Researchers from the Harvard School of Public Health, comparing data on the rates of use of 12 specific high-cost operative procedures among Medicare beneficiaries in for-profit and not-for-profit health plans, found that, contrary to conventional wisdom, enrollees in for-profit health plans were no less likely to have the procedures done. The findings appear in the January 8 issue of the New England Journal of Medicine.

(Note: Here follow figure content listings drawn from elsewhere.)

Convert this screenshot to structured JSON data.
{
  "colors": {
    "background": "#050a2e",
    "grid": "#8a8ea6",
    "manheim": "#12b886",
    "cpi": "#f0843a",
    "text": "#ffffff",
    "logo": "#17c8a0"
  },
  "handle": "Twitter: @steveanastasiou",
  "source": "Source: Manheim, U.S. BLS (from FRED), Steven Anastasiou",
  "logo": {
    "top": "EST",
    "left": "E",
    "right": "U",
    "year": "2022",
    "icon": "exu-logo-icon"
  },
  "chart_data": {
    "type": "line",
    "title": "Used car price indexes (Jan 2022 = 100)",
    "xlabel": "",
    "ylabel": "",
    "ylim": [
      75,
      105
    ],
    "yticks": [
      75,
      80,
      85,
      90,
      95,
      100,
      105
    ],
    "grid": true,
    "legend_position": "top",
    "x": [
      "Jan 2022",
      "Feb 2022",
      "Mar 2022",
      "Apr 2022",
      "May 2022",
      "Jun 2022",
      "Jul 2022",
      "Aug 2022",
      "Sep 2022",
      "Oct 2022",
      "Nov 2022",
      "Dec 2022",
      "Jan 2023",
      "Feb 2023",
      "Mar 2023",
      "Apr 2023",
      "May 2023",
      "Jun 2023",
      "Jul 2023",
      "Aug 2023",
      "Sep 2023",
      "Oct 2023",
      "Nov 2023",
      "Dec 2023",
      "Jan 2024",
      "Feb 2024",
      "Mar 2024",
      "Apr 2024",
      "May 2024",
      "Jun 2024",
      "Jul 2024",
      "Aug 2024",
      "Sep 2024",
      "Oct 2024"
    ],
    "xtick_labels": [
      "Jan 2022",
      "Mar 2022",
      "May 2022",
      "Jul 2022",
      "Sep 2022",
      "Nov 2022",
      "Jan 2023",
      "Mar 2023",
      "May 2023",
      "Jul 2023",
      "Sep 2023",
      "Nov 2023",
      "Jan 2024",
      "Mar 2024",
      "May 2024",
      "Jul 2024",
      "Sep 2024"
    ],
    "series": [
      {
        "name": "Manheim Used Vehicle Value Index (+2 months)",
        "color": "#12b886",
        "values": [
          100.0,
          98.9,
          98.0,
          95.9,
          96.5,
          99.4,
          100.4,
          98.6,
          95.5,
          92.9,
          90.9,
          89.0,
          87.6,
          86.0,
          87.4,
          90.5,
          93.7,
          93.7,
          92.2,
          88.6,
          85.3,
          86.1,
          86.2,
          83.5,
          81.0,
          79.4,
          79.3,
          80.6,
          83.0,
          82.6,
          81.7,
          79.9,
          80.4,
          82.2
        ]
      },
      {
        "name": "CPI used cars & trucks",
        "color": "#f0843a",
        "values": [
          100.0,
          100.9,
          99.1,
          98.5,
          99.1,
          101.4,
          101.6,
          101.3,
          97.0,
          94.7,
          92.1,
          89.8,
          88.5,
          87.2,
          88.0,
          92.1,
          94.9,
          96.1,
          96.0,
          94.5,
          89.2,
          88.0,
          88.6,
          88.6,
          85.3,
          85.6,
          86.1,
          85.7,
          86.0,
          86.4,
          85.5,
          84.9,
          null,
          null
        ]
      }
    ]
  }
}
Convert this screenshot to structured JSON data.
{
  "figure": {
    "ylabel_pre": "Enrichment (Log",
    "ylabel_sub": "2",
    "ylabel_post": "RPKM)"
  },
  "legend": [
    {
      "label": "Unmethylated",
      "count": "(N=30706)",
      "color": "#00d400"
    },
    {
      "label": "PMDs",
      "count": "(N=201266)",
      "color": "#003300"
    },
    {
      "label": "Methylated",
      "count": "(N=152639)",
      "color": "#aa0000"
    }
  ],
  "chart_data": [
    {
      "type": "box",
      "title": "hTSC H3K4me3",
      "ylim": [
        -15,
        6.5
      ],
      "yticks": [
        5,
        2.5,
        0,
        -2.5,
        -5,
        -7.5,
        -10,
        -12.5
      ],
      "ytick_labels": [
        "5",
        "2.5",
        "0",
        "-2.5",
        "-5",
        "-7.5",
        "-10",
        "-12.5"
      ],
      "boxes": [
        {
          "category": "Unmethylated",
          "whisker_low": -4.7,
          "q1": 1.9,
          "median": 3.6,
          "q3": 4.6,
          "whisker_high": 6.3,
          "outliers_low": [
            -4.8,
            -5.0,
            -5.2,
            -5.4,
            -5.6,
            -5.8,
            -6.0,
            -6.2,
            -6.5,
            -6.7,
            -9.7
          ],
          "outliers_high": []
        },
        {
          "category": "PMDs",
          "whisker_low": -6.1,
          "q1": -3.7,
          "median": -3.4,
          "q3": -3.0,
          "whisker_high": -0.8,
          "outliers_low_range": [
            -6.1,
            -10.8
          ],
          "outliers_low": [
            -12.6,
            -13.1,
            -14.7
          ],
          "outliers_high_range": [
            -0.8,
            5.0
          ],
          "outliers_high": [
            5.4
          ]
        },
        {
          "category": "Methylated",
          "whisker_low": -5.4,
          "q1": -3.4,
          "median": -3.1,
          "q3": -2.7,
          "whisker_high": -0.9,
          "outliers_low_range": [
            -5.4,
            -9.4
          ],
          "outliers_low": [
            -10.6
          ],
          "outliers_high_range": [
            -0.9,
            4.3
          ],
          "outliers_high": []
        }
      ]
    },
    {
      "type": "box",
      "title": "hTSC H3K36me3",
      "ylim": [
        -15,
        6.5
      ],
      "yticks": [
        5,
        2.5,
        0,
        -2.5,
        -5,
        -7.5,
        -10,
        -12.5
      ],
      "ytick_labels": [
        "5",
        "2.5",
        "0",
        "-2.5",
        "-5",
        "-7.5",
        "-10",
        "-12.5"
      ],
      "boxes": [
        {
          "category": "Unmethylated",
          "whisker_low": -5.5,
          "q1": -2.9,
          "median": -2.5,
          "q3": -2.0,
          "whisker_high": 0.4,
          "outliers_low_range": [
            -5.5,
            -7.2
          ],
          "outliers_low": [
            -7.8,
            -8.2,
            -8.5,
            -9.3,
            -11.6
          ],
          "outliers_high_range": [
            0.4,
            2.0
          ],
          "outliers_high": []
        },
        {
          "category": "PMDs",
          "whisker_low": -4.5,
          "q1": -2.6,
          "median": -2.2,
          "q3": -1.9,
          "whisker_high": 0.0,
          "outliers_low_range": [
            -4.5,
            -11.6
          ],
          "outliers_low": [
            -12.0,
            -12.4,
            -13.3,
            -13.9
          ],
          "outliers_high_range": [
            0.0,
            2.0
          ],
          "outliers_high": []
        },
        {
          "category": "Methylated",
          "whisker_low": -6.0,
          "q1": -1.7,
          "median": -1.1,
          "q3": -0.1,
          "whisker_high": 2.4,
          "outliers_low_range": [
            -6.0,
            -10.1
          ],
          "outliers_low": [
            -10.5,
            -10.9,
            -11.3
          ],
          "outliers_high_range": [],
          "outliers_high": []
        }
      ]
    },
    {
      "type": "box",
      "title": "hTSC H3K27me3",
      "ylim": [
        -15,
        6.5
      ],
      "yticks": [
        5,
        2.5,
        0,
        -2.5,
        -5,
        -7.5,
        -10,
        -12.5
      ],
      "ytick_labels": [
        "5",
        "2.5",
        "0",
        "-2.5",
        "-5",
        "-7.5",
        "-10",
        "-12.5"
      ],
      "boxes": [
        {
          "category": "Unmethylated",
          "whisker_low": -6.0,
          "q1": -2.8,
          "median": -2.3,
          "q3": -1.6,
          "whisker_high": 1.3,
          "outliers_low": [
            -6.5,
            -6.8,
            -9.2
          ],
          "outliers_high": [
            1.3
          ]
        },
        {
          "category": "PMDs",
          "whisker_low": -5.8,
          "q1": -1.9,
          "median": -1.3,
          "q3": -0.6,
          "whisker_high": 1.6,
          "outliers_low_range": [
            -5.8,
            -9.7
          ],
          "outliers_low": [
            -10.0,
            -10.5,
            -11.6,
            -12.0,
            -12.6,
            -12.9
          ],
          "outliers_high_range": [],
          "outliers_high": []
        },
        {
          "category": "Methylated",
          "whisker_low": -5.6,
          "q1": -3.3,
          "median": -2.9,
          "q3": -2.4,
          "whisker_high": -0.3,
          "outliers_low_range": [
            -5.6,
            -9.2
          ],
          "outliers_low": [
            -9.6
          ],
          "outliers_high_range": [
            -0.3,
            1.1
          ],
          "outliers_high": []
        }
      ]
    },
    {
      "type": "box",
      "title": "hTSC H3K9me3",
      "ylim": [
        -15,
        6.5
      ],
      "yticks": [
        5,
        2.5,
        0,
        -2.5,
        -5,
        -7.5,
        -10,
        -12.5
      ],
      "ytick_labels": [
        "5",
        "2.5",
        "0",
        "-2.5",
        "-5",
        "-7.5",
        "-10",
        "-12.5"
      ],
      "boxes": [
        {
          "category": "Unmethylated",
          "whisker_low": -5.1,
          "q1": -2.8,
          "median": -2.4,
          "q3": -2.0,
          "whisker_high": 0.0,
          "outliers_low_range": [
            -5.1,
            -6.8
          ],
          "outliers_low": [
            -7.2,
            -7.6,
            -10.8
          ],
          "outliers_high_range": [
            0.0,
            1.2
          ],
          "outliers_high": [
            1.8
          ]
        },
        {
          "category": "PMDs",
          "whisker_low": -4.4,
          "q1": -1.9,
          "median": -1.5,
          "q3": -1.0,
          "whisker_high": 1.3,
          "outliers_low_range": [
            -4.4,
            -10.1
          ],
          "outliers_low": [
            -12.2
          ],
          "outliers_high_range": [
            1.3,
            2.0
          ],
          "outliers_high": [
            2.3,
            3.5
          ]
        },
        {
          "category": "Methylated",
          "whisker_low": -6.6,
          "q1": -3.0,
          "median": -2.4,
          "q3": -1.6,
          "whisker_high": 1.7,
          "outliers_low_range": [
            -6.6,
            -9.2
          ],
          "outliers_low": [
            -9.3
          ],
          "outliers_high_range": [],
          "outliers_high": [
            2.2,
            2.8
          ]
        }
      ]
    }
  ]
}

Testing the hypothesis that rates of use of the 12 procedures would be lower in for-profit health plans than in not-for-profit plans, the researchers analyzed Medicare HEDIS (Health Plan Employer Data and Information Set) data on more than 3.7 million Medicare beneficiaries 65 years of age or older who were enrolled in 254 health plans in 1997. Among the 12 high-cost procedures were: hysterectomy, prostatectomy, total knee replacement, cardiac catheterization, coronary-artery bypass grafting, and reduction of femur fracture. The researchers found that, compared to the not-for-profit plans, none of the procedures had lower use rates in for-profit plans, and two of the procedures had significantly higher rates of use in the for-profit health plans.
“The Medicare program hopes to control costs by enrolling more of the elderly in health plans. Most of those health plans are now for-profit. We had expected that pressure to produce profits for investors in for-profit health plans would lead them to restrict use of high-cost procedures by enrollees, but our results suggest that this is not the case,” said Eric Schneider, lead author of the study, who is assistant professor in the Department of Health Policy and Management at the School of Public Health and associate physician at Brigham and Women’s Hospital. He added, “Fears that for-profit ownership of health plans will lead to unreasonable restrictions on high-cost procedures may not be justified. On the other hand, our results also raise questions about whether for-profit health plans will be any more effective than not-for-profit plans at controlling health care spending.”